In the second generation of its AI fabric, which is presumably what is helping Arista Networks make so much money from Meta Platforms, the social network has moved to 400 Gb/sec downlinks to the hosts for each GPU and is still running the higher levels of the network undersubscribed to keep the bits moving without any obstructions.
Echoing our “supply win versus design win” observation that has driven a lot of datacenter infrastructure sales since the beginning of the coronavirus pandemic, Lapukhov laid it right out there when asked what is the most important property of an AI fabric.
“So funny enough, the most important property is buildability,” Lapukhov said. “Will you have the materials on time to build your fabric? I know it’s controversial, it’s very unusual to say this thing. But what we found out is that building a large system requires you to get a lot of components on time in one place and test them. So from my perspective, you have Ethernet and InfiniBand as two poles, but they solve the problem in different ways. Ethernet offers you an open ecosystem, multiple vendors, and easier supply sources to get your hardware. InfiniBand offers you the pedigree of technology used in HPC clusters, but there is only one supplier as of today. So the answer is, whatever you can make work on the timescale you need. So for us for longest time, it was Ethernet. We built many fabrics on Ethernet because this is technology we are familiar with good supply and we have had devices to deploy on time. And that took precedence. We have been building clusters with InfiniBand as far back as three years ago. So as of today, we have allow our technologists to deploy both InfiniBand and Ethernet. And once again, I’ll reiterate the most important property is building the fabric you can build on time for your GPUs to arrive and use in the datacenter.”

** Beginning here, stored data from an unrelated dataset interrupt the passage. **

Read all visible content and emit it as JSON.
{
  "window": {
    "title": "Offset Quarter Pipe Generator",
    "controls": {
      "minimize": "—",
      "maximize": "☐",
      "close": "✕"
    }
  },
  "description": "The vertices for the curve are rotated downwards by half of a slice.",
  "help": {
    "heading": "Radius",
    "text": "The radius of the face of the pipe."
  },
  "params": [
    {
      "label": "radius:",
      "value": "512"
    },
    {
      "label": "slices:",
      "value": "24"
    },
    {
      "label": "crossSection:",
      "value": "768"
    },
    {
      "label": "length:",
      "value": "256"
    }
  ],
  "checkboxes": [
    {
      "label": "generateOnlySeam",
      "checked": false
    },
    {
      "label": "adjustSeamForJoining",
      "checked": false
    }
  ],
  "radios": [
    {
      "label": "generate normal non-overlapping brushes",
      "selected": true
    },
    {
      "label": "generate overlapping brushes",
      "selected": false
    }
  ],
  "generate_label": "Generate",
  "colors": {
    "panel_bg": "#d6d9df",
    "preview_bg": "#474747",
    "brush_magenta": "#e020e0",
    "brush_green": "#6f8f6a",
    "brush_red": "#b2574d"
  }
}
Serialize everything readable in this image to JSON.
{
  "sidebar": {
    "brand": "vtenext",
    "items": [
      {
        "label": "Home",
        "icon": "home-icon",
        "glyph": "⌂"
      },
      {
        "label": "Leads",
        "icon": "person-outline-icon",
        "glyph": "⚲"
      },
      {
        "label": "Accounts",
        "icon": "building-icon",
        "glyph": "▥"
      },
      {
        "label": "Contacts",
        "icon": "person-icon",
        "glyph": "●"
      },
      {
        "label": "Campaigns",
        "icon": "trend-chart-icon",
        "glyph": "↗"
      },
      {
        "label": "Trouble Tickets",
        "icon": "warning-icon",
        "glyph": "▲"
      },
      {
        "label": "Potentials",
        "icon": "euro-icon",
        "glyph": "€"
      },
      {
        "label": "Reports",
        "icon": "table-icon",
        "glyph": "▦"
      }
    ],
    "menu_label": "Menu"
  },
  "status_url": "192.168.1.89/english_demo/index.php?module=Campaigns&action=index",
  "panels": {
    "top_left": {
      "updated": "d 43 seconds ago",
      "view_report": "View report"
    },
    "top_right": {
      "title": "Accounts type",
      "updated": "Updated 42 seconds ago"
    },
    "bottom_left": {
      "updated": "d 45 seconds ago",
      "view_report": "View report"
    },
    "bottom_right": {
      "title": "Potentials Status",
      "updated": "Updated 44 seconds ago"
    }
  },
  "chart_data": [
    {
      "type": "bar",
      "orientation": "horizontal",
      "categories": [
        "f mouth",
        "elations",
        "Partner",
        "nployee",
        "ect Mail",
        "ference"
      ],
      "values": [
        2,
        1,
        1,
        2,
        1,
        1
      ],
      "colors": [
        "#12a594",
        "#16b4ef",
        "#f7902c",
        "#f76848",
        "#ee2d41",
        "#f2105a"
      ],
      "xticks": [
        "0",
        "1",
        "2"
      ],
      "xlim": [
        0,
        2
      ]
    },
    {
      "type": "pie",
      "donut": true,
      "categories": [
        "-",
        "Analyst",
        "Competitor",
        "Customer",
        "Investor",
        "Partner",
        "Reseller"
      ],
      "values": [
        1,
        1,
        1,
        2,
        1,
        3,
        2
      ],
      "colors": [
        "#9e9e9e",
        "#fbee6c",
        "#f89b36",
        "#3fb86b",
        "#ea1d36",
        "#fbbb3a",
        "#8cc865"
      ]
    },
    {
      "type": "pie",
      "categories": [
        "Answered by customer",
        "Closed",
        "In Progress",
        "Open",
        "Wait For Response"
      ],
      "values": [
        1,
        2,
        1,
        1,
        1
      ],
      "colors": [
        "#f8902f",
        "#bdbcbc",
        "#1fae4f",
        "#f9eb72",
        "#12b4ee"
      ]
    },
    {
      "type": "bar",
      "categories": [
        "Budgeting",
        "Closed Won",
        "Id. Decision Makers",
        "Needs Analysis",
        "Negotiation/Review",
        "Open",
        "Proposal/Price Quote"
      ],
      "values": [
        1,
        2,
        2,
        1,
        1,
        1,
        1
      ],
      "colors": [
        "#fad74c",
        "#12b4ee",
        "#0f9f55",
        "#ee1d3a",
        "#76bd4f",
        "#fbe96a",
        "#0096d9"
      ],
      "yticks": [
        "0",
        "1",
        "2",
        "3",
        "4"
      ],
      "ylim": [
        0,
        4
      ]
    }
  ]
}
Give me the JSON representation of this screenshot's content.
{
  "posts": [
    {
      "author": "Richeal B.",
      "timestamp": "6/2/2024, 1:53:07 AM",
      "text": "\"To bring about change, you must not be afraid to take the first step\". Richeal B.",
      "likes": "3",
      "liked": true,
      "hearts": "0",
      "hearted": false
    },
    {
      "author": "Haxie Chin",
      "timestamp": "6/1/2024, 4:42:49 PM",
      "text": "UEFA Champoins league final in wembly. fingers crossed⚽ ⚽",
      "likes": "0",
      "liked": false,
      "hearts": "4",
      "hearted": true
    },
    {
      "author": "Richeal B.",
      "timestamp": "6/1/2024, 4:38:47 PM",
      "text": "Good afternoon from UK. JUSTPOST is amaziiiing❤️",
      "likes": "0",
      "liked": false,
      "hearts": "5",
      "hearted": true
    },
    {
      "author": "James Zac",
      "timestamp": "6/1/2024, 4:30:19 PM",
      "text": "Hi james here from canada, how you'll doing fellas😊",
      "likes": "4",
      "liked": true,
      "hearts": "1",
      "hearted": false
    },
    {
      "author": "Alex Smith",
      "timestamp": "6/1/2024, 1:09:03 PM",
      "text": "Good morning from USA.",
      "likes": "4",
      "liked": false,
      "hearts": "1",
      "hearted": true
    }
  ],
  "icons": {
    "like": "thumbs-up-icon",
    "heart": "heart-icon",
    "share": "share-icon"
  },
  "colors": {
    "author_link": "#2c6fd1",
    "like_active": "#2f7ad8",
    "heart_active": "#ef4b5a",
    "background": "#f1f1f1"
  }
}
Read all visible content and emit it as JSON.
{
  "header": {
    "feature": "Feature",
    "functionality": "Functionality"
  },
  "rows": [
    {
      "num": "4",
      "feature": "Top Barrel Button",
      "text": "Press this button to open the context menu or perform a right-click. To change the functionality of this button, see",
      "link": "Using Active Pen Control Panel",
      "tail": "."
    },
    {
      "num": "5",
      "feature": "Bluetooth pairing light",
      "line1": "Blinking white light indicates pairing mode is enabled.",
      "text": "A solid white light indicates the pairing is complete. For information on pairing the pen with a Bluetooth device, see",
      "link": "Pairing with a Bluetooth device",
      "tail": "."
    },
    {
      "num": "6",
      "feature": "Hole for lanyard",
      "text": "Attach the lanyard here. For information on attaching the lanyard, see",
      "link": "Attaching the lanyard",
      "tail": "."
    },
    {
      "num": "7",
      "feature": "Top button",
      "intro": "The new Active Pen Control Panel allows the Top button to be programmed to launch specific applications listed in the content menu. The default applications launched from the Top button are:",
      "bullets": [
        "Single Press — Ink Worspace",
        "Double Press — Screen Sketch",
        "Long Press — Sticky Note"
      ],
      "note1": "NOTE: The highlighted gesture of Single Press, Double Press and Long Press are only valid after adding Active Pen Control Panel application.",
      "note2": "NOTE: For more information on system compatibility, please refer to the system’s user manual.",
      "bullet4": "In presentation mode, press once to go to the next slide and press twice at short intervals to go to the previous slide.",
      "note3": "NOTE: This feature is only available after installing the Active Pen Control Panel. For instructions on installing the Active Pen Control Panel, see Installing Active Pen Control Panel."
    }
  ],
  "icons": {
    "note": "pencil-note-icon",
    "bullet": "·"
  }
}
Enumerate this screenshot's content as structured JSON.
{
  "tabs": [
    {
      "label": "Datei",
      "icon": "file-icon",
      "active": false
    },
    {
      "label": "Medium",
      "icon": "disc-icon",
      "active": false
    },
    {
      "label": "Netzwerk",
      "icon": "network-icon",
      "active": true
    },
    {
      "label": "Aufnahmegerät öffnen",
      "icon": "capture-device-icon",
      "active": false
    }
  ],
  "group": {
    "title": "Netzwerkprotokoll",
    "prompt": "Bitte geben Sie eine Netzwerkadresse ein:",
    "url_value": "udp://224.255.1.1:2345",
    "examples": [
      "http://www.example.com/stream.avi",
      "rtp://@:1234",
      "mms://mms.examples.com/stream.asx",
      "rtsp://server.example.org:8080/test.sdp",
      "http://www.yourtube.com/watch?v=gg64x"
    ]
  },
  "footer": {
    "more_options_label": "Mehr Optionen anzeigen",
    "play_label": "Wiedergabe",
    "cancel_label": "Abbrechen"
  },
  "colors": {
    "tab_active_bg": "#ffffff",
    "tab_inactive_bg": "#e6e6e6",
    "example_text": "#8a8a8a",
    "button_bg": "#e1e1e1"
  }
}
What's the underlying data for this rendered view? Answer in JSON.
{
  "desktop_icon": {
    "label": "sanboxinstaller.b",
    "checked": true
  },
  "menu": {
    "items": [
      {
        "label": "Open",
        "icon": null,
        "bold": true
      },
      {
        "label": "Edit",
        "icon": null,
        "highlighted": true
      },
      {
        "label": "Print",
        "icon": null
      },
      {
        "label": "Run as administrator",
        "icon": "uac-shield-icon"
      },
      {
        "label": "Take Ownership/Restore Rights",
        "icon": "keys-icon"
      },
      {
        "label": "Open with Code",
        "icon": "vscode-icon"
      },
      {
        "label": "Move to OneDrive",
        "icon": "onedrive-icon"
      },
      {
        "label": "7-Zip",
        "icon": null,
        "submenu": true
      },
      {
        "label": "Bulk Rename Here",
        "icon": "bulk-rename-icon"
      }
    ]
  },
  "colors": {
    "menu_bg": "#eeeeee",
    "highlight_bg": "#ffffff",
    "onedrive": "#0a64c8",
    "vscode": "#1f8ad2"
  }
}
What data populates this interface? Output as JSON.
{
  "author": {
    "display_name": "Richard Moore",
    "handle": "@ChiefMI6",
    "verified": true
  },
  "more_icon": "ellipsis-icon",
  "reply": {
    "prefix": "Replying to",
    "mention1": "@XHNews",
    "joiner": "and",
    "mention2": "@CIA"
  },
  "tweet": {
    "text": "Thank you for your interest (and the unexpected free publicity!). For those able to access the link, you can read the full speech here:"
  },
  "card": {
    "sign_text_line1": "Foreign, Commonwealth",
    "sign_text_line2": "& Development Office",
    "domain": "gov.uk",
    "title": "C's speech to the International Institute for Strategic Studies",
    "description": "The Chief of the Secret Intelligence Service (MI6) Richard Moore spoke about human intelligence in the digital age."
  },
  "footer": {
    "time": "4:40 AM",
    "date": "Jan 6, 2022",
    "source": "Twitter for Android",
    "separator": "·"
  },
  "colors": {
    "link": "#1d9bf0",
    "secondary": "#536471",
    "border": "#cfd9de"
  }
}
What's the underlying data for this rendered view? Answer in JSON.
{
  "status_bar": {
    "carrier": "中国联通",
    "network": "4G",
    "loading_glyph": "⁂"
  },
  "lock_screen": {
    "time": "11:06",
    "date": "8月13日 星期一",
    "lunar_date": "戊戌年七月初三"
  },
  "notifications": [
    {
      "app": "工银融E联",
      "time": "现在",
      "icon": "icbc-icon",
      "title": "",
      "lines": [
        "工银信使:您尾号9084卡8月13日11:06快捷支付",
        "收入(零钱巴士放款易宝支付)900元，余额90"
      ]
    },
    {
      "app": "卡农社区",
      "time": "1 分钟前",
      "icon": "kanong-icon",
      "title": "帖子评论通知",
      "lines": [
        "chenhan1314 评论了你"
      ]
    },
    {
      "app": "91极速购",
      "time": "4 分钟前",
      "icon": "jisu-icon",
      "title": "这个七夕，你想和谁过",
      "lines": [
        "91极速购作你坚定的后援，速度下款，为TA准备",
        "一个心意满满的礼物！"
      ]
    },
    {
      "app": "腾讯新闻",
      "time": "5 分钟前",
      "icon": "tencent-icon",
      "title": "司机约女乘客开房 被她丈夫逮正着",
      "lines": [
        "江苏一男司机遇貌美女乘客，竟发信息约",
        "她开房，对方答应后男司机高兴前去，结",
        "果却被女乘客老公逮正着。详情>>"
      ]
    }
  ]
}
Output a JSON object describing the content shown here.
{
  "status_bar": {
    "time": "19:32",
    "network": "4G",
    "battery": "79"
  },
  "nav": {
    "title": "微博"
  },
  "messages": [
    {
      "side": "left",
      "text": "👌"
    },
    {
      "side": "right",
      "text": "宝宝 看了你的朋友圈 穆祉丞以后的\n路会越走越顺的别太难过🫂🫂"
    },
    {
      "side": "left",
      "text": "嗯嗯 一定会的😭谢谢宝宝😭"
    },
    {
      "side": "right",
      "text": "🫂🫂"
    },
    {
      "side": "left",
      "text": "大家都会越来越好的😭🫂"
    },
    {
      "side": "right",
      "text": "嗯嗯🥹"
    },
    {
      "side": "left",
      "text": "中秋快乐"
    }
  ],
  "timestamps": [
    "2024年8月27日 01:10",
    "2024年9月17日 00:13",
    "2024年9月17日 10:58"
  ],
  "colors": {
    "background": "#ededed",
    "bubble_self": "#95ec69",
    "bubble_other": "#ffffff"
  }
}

Exactly. And it will be like this for many more years to come, we think. But if the Ultra Ethernet Consortium has it Meta Platforms’ way, Ethernet will be a lot more like InfiniBand and will have multiple suppliers, thus giving all hyperscalers and cloud builders – and ultimately you – more options and more competitive pressure to reduce prices on networking. Don’t expect it to get much below 10 percent of the cost of a cluster, though – not as long as GPUs stay costly. And ironically, as the cost of GPUs falls, the share of the cluster cost that comes from networking will rise, putting even more pressure on InfiniBand.
It is a very good thing for Nvidia right now that it has such high performance GPUs and higher performance InfiniBand networking. Make hay while that AI sun is shining.